Of course there is; it's done every time you look at a db-generated page on this site.
<?
$query = 'select * from dogs';
if (isset($HTTP_GET_VARS['breed']))
$query = " where breed='" . $HTTP_GET_VARS['breed'] . "'";
echo $query;
?>
Make a web page out of that code and call it with/without ?breed=dachsund as an argument.
Now some "advanced" suggestions.
You should populate your dropdown selector with a database query, rather than hard-coding the breed options in PHP. You've apparently designed your database as a single table, so can do that with SELECT UNIQUE. However ...
Your table design reflects a common mistake. Ideally you should have a table of dogs, and a table of breeds, with breed-<dog as a one-to-many relationship.

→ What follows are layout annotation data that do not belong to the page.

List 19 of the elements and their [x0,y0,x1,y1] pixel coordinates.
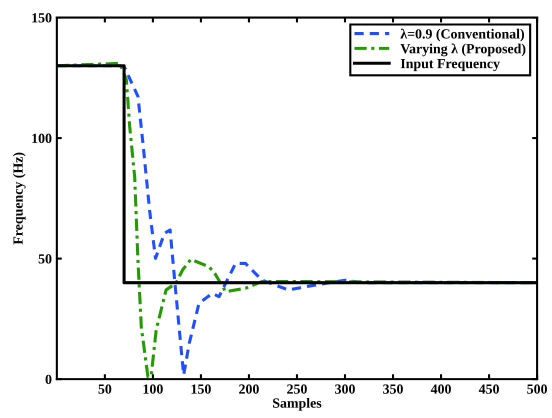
x-axis-title: Samples [273,398,322,411]
x-tick-label: 350 [383,384,403,394]
y-tick-label: 0 [46,374,52,384]
y-tick-label: 50 [38,254,52,264]
x-tick-label: 150 [192,384,211,394]
y-axis-title: Frequency (Hz) [12,152,26,244]
legend-label: Input Frequency [400,59,500,72]
y-tick-label: 150 [32,13,52,23]
x-tick-label: 400 [430,384,451,394]
x-tick-label: 50 [98,384,112,394]
y-tick-label: 100 [32,134,52,144]
legend-label: Varying λ (Proposed) [400,43,526,56]
x-tick-label: 200 [239,384,259,394]
x-tick-label: 300 [335,384,355,394]
x-tick-label: 100 [144,384,163,394]
x-tick-label: 450 [478,384,499,394]
x-tick-label: 250 [287,384,307,394]
x-tick-label: 500 [527,384,547,394]
legend-label: λ=0.9 (Conventional) [400,28,524,42]
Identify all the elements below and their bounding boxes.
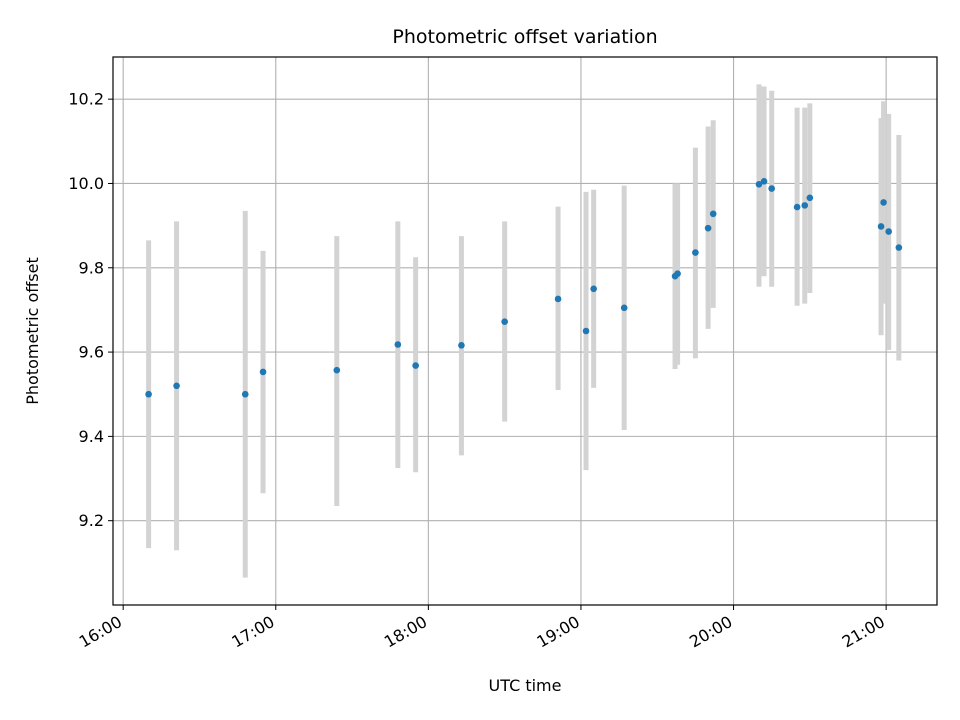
x-tick-label: 16:00 <box>76 612 125 652</box>
y-tick-label: 9.8 <box>79 258 104 277</box>
y-tick-label: 9.6 <box>79 343 104 362</box>
data-point <box>793 203 801 211</box>
data-point <box>412 362 419 369</box>
data-point <box>173 382 180 390</box>
chart-title: Photometric offset variation <box>392 26 657 48</box>
data-point <box>895 244 903 251</box>
data-point <box>582 327 590 335</box>
x-axis-label: UTC time <box>489 676 562 695</box>
data-point <box>806 194 814 202</box>
data-point <box>801 202 809 209</box>
data-point <box>241 390 249 398</box>
data-point <box>554 295 562 303</box>
x-tick-label: 21:00 <box>839 612 888 652</box>
data-point <box>259 368 267 376</box>
data-point <box>755 181 763 188</box>
data-point <box>458 342 465 349</box>
y-tick-label: 9.2 <box>79 511 104 530</box>
data-point <box>768 185 775 192</box>
data-point <box>674 270 681 277</box>
y-axis-label: Photometric offset <box>23 257 42 405</box>
y-tick-label: 10.0 <box>68 174 104 193</box>
x-tick-label: 18:00 <box>381 612 430 652</box>
data-point <box>709 210 717 218</box>
data-point <box>704 224 712 232</box>
y-tick-label: 10.2 <box>68 90 104 109</box>
x-tick-label: 20:00 <box>686 612 735 652</box>
data-point <box>145 390 152 398</box>
data-point <box>590 285 597 293</box>
data-point <box>501 318 508 326</box>
data-point <box>877 223 885 230</box>
x-tick-label: 17:00 <box>228 612 277 652</box>
data-points <box>145 178 903 398</box>
plot-frame <box>112 56 938 606</box>
data-point <box>692 249 699 256</box>
data-point <box>333 366 341 374</box>
y-tick-label: 9.4 <box>79 427 104 446</box>
x-tick-label: 19:00 <box>534 612 583 652</box>
data-point <box>620 304 628 312</box>
data-point <box>885 228 892 235</box>
data-point <box>394 341 402 348</box>
grid-lines <box>113 57 937 605</box>
data-point <box>880 199 887 206</box>
error-bars <box>146 84 902 578</box>
data-point <box>760 178 768 185</box>
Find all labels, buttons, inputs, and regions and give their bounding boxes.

Here's why. What if you wanted to print out information about the breed -- how big does it get, how much food does it typically consume, what's the latin name, is it good with children, does it shed, et cetera? For that matter, what happens when people start misspelling "dachshund" when the data is entered into your tables? A separate breed table, linked to the dog table with a relational reference (foreign key) will prevent that.
Think about a query like this: Find me all the dogs that are good with children, have been here more than 14 days, are female, and grow to be 20-30 pounds in weight. Common breed characteristics belong in the common breed table; specific dog characteristics belong in the dog table.